The other party duly informed us that they intended to start. Three weeks afterwards they did. The posta had just left me about eleven, when we heard a shot. Some excitement occurred down below, and postas swarmed up to our house to see if I was there. Search parties were out all night.
We were all confined to our house. Next day I heard that at the last minute the escape was nearly nipped in the bud at the start. This was prevented by our old Bombardier Prosser, who did servant down there. One of the party forgot his watch, and actually sent the bombardier, who was showing them out, back for it. A posta accosted him. He knocked the posta down, and rushing up to his room, shaved his moustache off and got into bed. They had him out and listened to his heart to see, as they did on such occasions, if it was still beating quickly. This would have meant he had just been out.
We remained under "bund" without incident. Hourly reports came that the other party had been captured. But they didn't return. The following notice appeared posted up next day and signed by the commandant.
"Possession of the offensives have been taken. Other officers are requested not to escape, and will be surely shot in bunking. Officers offensive in this fashion, giving their parole, are informed they must be fired at in any case. All are requested to be happy. Do not take rotten advantage of your old postas for God sake. This is final notice before shooting. Let the special one note."
I was voted the special one in my house.
We heard a rumour that the party while trying to avoid the bandits in making for the coast had actually struck the main band, and after getting away, tried to pass off as Germans. They were discovered. I have no wonder—and a letter written by an officer, amateur at Turkish, was taken.
Clumsy as the start was, they have done well, and we all wish them the very best of luck.
So the days dragged on and the nights stood still. Once more summer was over. Once more it seemed we were entering the long stretch of autumn that led into the terrors of winter, with its cold, and scarcity of food that our slender means could not negotiate. But through the nights and days always, always, there was the same range of hills dividing us from the sea. In the first days of September there suddenly appeared in Kastamuni a tall Turkish Mir Ali (full colonel), named Zia Bey, the inspecting officer of the Government. He came to hear our complaints. His visit last year had been hailed with great glee, but we had since learned that these events were shorn of possibilities of increase of liberty. He came, no doubt, to inquire about the escape. We were still heavily under "bund," and so he visited each house. He had a pleasant appearance, was very quiet, and extraordinarily polite, but he did nothing. We stood around his chair while our spokesman told of our petty troubles, the large ones we knew it useless to recount, so we asked for fresh air and money and leave for our British servants to go to the pump without a posta as they were few and we were often thirsty. He noted our points, but promised nothing except one or two.
I heard him ask which was I, and I could see I was still under heavy suspicion about escaping, although my eyelids were so swollen that I could not see at all out of one eye, and only indifferently out of the other. But I was not so blind that I could not see that Zia was the polite type of lazy Turk that in the heart of him has fear. I said nothing of the scheme that evolved itself as we all sat together. It was fatal to hand over one's embassy to another. When he had gone I wrote a letter to him.
My assets were that I had really been very ill from the effects of a shell contusion in my spine for a very long time. Of this I could show nothing except in two places, the vertebræ were parted and irregular, and one had since grown nearer. If one could refer to anything so damnable as captivity being blighted, I might say that bruise has blighted mine.
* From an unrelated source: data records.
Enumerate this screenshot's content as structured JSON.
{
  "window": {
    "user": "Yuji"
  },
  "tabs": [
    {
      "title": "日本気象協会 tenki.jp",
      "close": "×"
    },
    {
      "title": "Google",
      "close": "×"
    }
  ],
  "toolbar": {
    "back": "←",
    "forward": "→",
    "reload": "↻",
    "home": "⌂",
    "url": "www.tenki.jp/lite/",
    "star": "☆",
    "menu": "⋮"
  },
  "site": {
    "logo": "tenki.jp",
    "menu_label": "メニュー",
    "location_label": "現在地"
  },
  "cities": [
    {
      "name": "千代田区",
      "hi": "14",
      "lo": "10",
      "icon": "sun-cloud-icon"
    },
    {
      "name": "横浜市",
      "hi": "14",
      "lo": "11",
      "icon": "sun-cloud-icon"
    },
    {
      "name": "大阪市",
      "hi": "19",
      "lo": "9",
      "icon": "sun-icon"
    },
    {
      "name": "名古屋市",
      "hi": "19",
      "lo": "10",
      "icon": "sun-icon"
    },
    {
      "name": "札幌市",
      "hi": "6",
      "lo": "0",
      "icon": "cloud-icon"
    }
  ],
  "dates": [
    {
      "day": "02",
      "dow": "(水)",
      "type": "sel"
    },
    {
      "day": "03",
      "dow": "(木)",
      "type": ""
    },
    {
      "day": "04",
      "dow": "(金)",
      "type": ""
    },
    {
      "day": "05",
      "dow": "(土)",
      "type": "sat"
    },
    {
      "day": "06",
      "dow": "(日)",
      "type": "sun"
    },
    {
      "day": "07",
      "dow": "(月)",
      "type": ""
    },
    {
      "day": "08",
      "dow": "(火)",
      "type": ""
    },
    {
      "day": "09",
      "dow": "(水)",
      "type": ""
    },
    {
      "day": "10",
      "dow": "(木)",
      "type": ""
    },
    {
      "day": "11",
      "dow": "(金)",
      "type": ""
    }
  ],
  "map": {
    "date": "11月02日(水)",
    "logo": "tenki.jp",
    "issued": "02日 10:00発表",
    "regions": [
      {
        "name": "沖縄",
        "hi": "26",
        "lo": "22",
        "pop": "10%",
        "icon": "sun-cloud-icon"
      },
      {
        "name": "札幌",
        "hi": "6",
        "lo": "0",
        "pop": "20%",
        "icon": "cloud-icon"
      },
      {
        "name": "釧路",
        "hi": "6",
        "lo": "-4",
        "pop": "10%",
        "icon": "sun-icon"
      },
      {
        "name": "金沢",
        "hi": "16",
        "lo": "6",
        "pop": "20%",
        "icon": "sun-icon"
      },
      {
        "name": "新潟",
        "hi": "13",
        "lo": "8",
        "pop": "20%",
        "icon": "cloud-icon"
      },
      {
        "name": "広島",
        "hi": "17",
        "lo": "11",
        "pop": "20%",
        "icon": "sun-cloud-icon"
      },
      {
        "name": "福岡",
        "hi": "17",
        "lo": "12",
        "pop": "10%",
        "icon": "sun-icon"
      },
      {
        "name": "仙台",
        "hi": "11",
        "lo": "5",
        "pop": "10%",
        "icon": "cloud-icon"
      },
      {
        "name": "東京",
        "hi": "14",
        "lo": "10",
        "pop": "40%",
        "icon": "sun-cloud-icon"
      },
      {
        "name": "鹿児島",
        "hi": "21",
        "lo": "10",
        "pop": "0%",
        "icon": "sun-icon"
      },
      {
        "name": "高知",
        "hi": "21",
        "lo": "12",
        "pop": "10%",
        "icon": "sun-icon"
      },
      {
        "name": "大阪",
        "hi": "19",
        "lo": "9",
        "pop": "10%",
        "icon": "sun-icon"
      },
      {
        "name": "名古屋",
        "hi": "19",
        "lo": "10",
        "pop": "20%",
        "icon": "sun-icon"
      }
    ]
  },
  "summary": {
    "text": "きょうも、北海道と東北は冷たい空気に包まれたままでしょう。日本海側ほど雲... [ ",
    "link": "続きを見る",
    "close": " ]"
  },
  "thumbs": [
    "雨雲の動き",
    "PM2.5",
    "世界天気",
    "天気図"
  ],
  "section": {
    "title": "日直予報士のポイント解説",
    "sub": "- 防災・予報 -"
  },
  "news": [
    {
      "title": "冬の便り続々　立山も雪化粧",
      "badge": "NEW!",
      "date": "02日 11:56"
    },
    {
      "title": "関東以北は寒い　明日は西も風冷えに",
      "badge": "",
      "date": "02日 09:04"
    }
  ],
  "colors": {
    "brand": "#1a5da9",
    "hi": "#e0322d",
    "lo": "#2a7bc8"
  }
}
Of the untold hours that I lie awake waiting, waiting, for the roof, sky, and earth to stop pulsating to the pulsation in my spine, no one can ever know. But the eye trouble, originally strain from shell-shock and from grit, is now only bad conjunctivitis, although it looks awfully serious. As first violin of our band my bandaged eye, and, later, my absence, had been conspicuous enough to the Turks. Moreover, I had recently received word from the late Lord Grey and a letter from some friends at the Foreign Office. In one letter a kind inquiry existed about my health, noting the special treatment our enemy prisoners were getting in cases like mine in London, and saying medicine and glasses were being sent me to save my eyes in the meantime. On this I made my case without threatening the Turk, but indicating that they had become aware of my case in London. That I had been so neglected my eyes were imperilled, and that whatever had happened in the past the inspecting officer, at all events, now had the opportunity of giving me in Stamboul the treatment that the Turks got in our best hospitals.